For δU/δa = 0, we obtain from Eq. 4 the balance of normal forces (11):

$$f_{\text{n}}\left(s\right)=\dot{\psi }\left(s\right)F\left(s\right).$$ (8)

This shows that the normal force per unit length f_n arises from the interplay of curvature and shear. For δU/δψ = 0, Eq. 3 provides an equation that describes force-balanced filament shapes.

In the following, we consider the limiting case where the normal springs are stiff (k_n large) and consequently a(s) = a₀. In this limit, the normal force f_n(s) plays the role of a Lagrange multiplier to impose the constraint of fixed interdoublet spacing. Integrating Eq. 3 for δU/δψ = 0 and with boundary conditions corresponding to no external torques (C(L) = 0, see Appendix A), we obtain the moment balance κC(s) = a₀F(s). Substituting this into Eq. 6 we obtain the normal force

$$f_{\text{n}}\left(s\right)=\kappa C{\left(s\right)}^2/a_0.$$ (9)

Because f_n(s) is always positive, curvature always tends to separate the two filaments.

Experimental Procedure

Chlamydomonas reinhardtii cells (CC-125 wild-type mt+ 137c, given to R. P. Levine by N. W. Gillham, 1968) were grown in 2 L TAP+P buffer for three days under conditions of constant illumination (2 × 75 W fluorescent bulb) and air bubbling at 24°C to a final density of 10⁶ cells/mL (14).

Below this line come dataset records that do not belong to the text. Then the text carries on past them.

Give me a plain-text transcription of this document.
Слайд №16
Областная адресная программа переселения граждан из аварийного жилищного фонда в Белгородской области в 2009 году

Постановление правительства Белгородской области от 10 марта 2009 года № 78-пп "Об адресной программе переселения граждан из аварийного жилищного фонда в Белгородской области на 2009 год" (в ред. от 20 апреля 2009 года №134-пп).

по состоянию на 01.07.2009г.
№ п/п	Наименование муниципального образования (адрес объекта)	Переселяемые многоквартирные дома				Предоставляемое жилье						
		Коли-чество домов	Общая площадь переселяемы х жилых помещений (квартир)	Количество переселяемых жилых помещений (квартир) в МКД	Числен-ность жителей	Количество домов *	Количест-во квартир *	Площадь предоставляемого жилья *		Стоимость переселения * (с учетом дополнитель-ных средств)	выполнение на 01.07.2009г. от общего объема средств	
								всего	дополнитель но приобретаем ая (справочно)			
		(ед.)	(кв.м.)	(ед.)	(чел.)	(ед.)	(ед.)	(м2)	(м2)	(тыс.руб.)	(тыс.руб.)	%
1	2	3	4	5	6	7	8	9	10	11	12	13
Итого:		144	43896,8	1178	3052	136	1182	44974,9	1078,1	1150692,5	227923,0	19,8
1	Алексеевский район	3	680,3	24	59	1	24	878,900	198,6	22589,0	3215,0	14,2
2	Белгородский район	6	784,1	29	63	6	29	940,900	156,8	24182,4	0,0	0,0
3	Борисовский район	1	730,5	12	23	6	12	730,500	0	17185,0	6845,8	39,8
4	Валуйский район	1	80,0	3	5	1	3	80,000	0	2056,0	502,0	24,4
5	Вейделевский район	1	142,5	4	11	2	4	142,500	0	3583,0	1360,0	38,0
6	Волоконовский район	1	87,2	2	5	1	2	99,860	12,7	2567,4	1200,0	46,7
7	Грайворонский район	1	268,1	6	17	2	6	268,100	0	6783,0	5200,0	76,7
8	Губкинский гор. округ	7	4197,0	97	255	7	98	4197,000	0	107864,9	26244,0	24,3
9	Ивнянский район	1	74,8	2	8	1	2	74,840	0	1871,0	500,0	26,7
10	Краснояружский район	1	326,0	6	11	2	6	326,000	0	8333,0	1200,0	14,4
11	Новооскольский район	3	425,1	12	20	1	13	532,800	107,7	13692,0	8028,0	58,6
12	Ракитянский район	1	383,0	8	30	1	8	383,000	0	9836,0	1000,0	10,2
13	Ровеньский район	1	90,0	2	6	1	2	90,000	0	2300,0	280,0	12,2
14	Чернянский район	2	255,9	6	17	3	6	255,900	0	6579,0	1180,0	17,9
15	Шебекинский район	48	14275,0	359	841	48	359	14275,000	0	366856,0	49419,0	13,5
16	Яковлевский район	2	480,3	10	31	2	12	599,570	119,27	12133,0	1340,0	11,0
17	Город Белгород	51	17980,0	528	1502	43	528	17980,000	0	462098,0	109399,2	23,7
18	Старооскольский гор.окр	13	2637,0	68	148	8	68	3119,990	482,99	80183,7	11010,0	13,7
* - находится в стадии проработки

Flagella were isolated using dibucaine (15). Purified flagella were then resuspended in HMDEK (30 mM HEPES-KOH, 5 mM MgSO₄, 1 mM DTT, 1 mM EGTA, and 50 mM potassium acetate, pH 7.4) and demembranated with $0.1\%$ (v/v) Igpal. All reagents were purchased from Sigma Aldrich (St. Louis, MO). The membrane-free axonemes were then resuspended in HMDEKP/HMDEK plus $1\%$ (w/v) polyethylene glycol (molecular mass 20 kDa) with $30\%$ sucrose and stored at −80°C. After thawing at room temperature, the axonemes were kept on ice and used for up to 4 h.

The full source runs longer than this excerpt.